An insurance policy applicant that an insurance company has not yet been able to fully evaluate, or that the insurer may be unable to cover. Borderline risk is a category used to denote risk uncertainty, as well indicate that any policy underwritten to cover the applicant may not be quality.

BREAKING DOWN 'Borderline Risk (Insurance)'

Insurance applications require the applicant to answer a number of questions. The answers provided are used by the insurance company to determine how much risk it will take on by underwriting a new insurance policy. Insurance companies separate applicants by risk classes based on their risk profile, which is developed from the information provided on the policy application. The risk profile that the insurer develops allows the insurer to determine a preliminary premium that the applicant will have to pay.

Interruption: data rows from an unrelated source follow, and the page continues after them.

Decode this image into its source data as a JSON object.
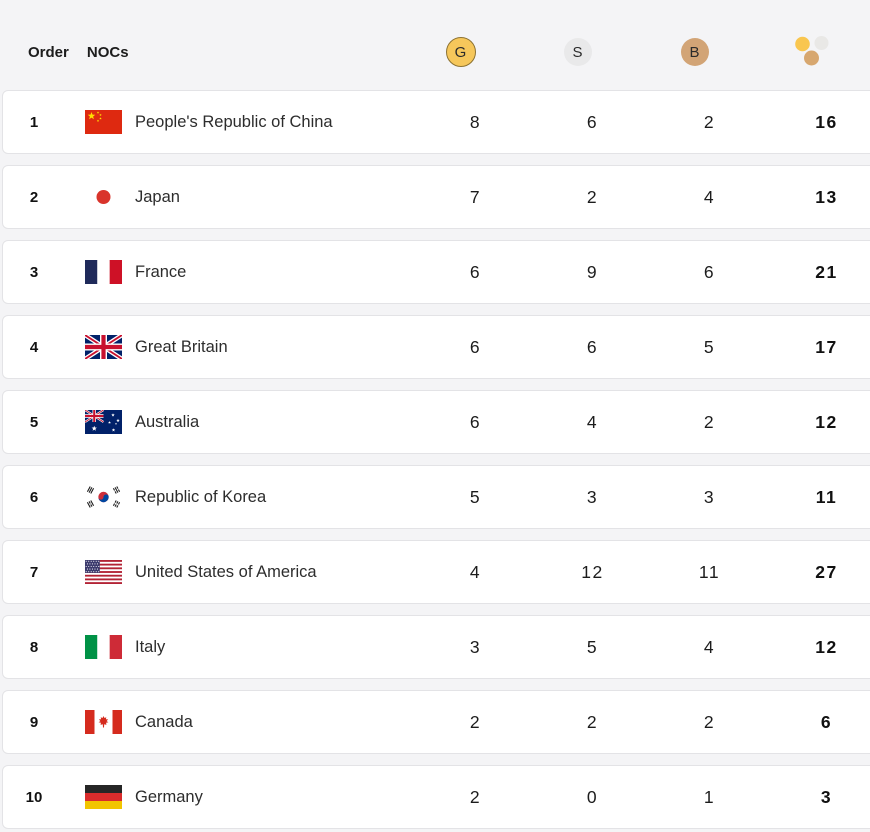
{
  "page": {
    "background": "#f4f4f6",
    "card_background": "#ffffff",
    "card_border": "#e3e3e6"
  },
  "header": {
    "order_label": "Order",
    "nocs_label": "NOCs",
    "gold_label": "G",
    "silver_label": "S",
    "bronze_label": "B",
    "colors": {
      "gold": "#f6c75b",
      "gold_border": "#8d7231",
      "silver": "#e9e9ea",
      "bronze": "#d2a476",
      "cluster_gold": "#f9c64f",
      "cluster_silver": "#e9e8e6",
      "cluster_bronze": "#d7a76f"
    }
  },
  "table": {
    "rows": [
      {
        "order": "1",
        "flag": "cn",
        "noc": "People's Republic of China",
        "gold": "8",
        "silver": "6",
        "bronze": "2",
        "total": "16"
      },
      {
        "order": "2",
        "flag": "jp",
        "noc": "Japan",
        "gold": "7",
        "silver": "2",
        "bronze": "4",
        "total": "13"
      },
      {
        "order": "3",
        "flag": "fr",
        "noc": "France",
        "gold": "6",
        "silver": "9",
        "bronze": "6",
        "total": "21"
      },
      {
        "order": "4",
        "flag": "gb",
        "noc": "Great Britain",
        "gold": "6",
        "silver": "6",
        "bronze": "5",
        "total": "17"
      },
      {
        "order": "5",
        "flag": "au",
        "noc": "Australia",
        "gold": "6",
        "silver": "4",
        "bronze": "2",
        "total": "12"
      },
      {
        "order": "6",
        "flag": "kr",
        "noc": "Republic of Korea",
        "gold": "5",
        "silver": "3",
        "bronze": "3",
        "total": "11"
      },
      {
        "order": "7",
        "flag": "us",
        "noc": "United States of America",
        "gold": "4",
        "silver": "12",
        "bronze": "11",
        "total": "27"
      },
      {
        "order": "8",
        "flag": "it",
        "noc": "Italy",
        "gold": "3",
        "silver": "5",
        "bronze": "4",
        "total": "12"
      },
      {
        "order": "9",
        "flag": "ca",
        "noc": "Canada",
        "gold": "2",
        "silver": "2",
        "bronze": "2",
        "total": "6"
      },
      {
        "order": "10",
        "flag": "de",
        "noc": "Germany",
        "gold": "2",
        "silver": "0",
        "bronze": "1",
        "total": "3"
      }
    ]
  }
}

In some cases this estimate will be the same as the final premium, but in other cases it may take some time for an insurer to provide a final quote.

If an insurer does provide a quote to an applicant considered a borderline risk, it has done so after weighing the probability that a claim will occur against the premium that it could earn. This is ultimately a function of the insurer’s tolerance for risk. Because it is less sure of the true risk associated with the policy, it may be more difficult for the insurer to purchase reinsurance.

Borderline risks are most often associated with health insurance. An applicant may provide acceptable answers to many questions relating to medical history, but a few of the answers provided may indicate that health issues may arise in the future. This can pose a significant risk because of adverse selection, which states that people who are more at risk of having health problems are more likely to purchase health insurance.